Nexsan To Launch Its First NAS Appliances, Plans Unified SAN-NAS Option
Nexsan plans to officially launch on Tuesday the first two of a planned family of NAS appliances, said CTO Gary Watson.
Nexsan's new NAS family features the easy-to-use software stack found in the company's Fibre Channel and iSCSI SAN products, Watson said.
"We're aiming at the midmarket customer, a company which probably has no dedicated storage staff or whose staff, if it has one, isn't able to spend a lot of time in training classes," he said.
Nexsan's E5000 NAS appliance family is launching in two versions.
The E5110 features a 3U enclosure with 16 drive bays, one of which is reserved for the addition of an optional 100-GB SSD, Watson said.
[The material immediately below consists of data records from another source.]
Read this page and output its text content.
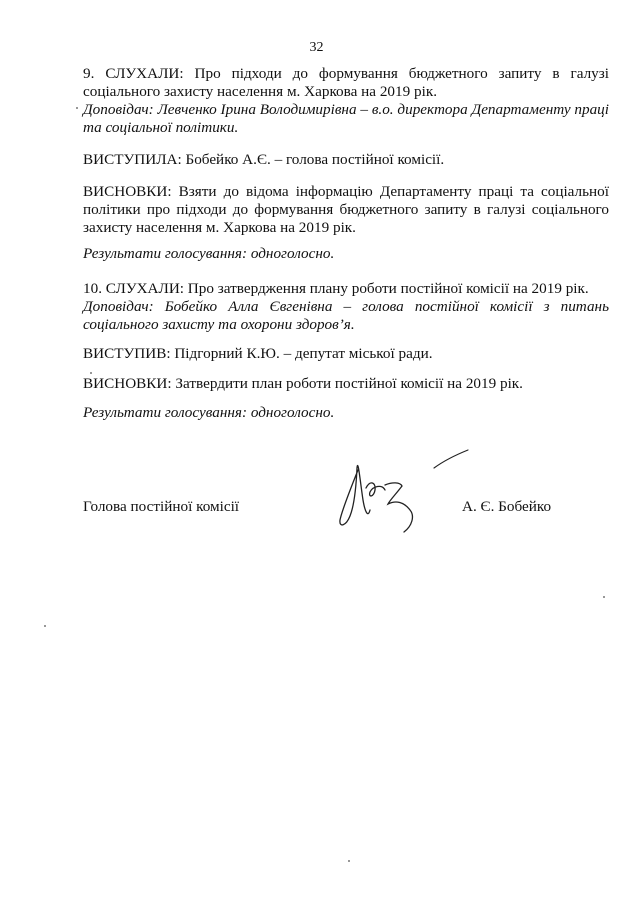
32

9. СЛУХАЛИ: Про підходи до формування бюджетного запиту в галузі соціального захисту населення м. Харкова на 2019 рік.

Доповідач: Левченко Ірина Володимирівна – в.о. директора Департаменту праці та соціальної політики.

ВИСТУПИЛА: Бобейко А.Є. – голова постійної комісії.

ВИСНОВКИ: Взяти до відома інформацію Департаменту праці та соціальної політики про підходи до формування бюджетного запиту в галузі соціального захисту населення м. Харкова на 2019 рік.

Результати голосування: одноголосно.

10. СЛУХАЛИ: Про затвердження плану роботи постійної комісії на 2019 рік.

Доповідач: Бобейко Алла Євгенівна – голова постійної комісії з питань соціального захисту та охорони здоров’я.

ВИСТУПИВ: Підгорний К.Ю. – депутат міської ради.

ВИСНОВКИ: Затвердити план роботи постійної комісії на 2019 рік.

Результати голосування: одноголосно.

Голова постійної комісії	А. Є. Бобейко
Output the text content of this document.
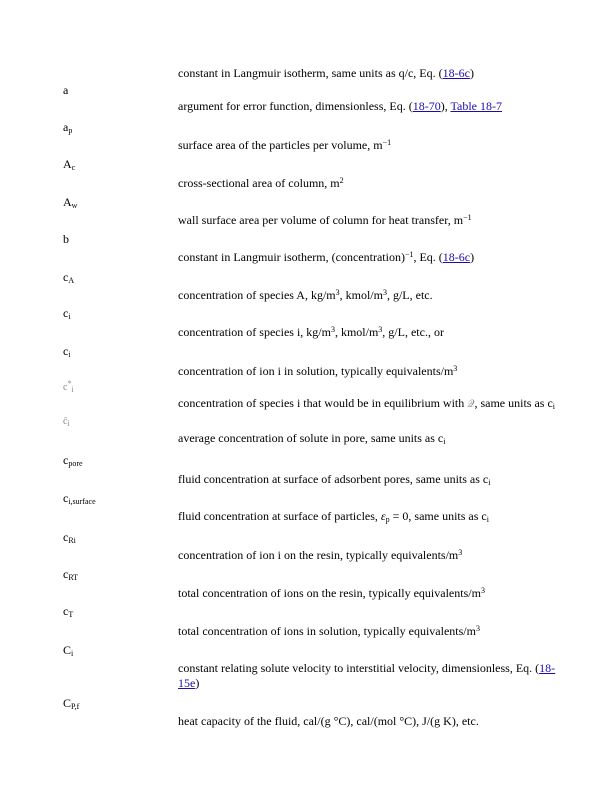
constant in Langmuir isotherm, same units as q/c, Eq. (18-6c)
a
argument for error function, dimensionless, Eq. (18-70), Table 18-7
$a_p$
surface area of the particles per volume, $m^{-1}$
$A_c$
cross-sectional area of column, $m^2$
$A_w$
wall surface area per volume of column for heat transfer, $m^{-1}$
b
constant in Langmuir isotherm, (concentration)$^{-1}$, Eq. (18-6c)
$c_A$
concentration of species A, $kg/m^3$, kmol/$m^3$, g/L, etc.
$c_i$
concentration of species i, $kg/m^3$, kmol/$m^3$, g/L, etc., or
$c_i$
concentration of ion i in solution, typically equivalents/$m^3$
$c^*_i$
concentration of species i that would be in equilibrium with 𝒬, same units as $c_i$
$c̄_i$
average concentration of solute in pore, same units as $c_i$
$c_{pore}$
fluid concentration at surface of adsorbent pores, same units as $c_i$
$c_{i,surface}$
fluid concentration at surface of particles, $\varepsilon_p = 0$, same units as $c_i$
$c_{Ri}$
concentration of ion i on the resin, typically equivalents/$m^3$
$c_{RT}$
total concentration of ions on the resin, typically equivalents/$m^3$
$c_T$
total concentration of ions in solution, typically equivalents/$m^3$
$C_i$
constant relating solute velocity to interstitial velocity, dimensionless, Eq. (18-15e)
$C_{P,f}$
heat capacity of the fluid, cal/(g °C), cal/(mol °C), J/(g K), etc.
With the addition of the SSD, customers will be able to access Nexsan's FASTier automated tiering solution to speed the performance of the hard drive-based storage capacity, he said.
Customers can expand the capacity of the E5110 by adding a 16-bay JBOD (just a bunch of disks, or non-RAID) appliance, he said.
The E5110 lists for about $15,000 with 8 TBs of raw disk capacity and no FASTier option.
The E5130 can have all 16 of its bays configured for FASTier SSD, including options for DRAM-based SSDs for highest performance or one of two SLC Flash-based SSDs for lower cost, Watson said.
The actual user data for the E5130 resides on other Nexsan storage attached to the NAS appliance, including up to four E18 iSCSI and Fibre Channel arrays and E60 expansion enclosures, Watson said. This gives the E5130 the ability to support up to 240 hard drives with a maximum of 720 TBs of capacity along with up to 1.5 TBs of SSD capacity.
Both the E5110 and E5130 products include Nexsan's AutoMAID technology for spinning individual drives at lower speeds or even turning them off to conserve power, data snapshot and asynchronous data replication, and hot-pluggable storage controllers for redundancy, Watson said.
While the E5000 NAS appliances do not currently support unified SAN/NAS capability from a single device, that capability is coming, Watson said. Nexsan plans in the next few months to offer a firmware update for the E5000 appliances which will provide iSCSI connectivity, with Fibre Channel connectivity slated to be available next year, he said.
That would put the E5000 family in direct competition with other unified SAN/NAS appliances as the Dell EqualLogic FS7500, the Dell Compellent zNAS, NetApp's FAS2050, and EMC's VNX5300, Watson said.
The new E5000 family also features a new easy-to-use GUI (graphical user interface) which lets users thumb through virtual "wheels" which provides a 15-minute setup, he said.
Nexsan's new E5000 line seems like a good fit for the SMB market, said Jeanne Wilson, president of Condor Storage, a Sedona, Ariz.-based solution provider and provider of Nexsan and competitive storage solutions.
"Nexsan has always had good hardware RAID designs," Wilson said. "I'll be talking about Nexsan to customers looking for NAS."
Wilson said it is important that Nexsan add iSCSI connectivity to its NAS appliances for a unified storage offering. "This is a big market," she said. "Customers are asking about it."
Nexsan's E5000 NAS family is currently shipping.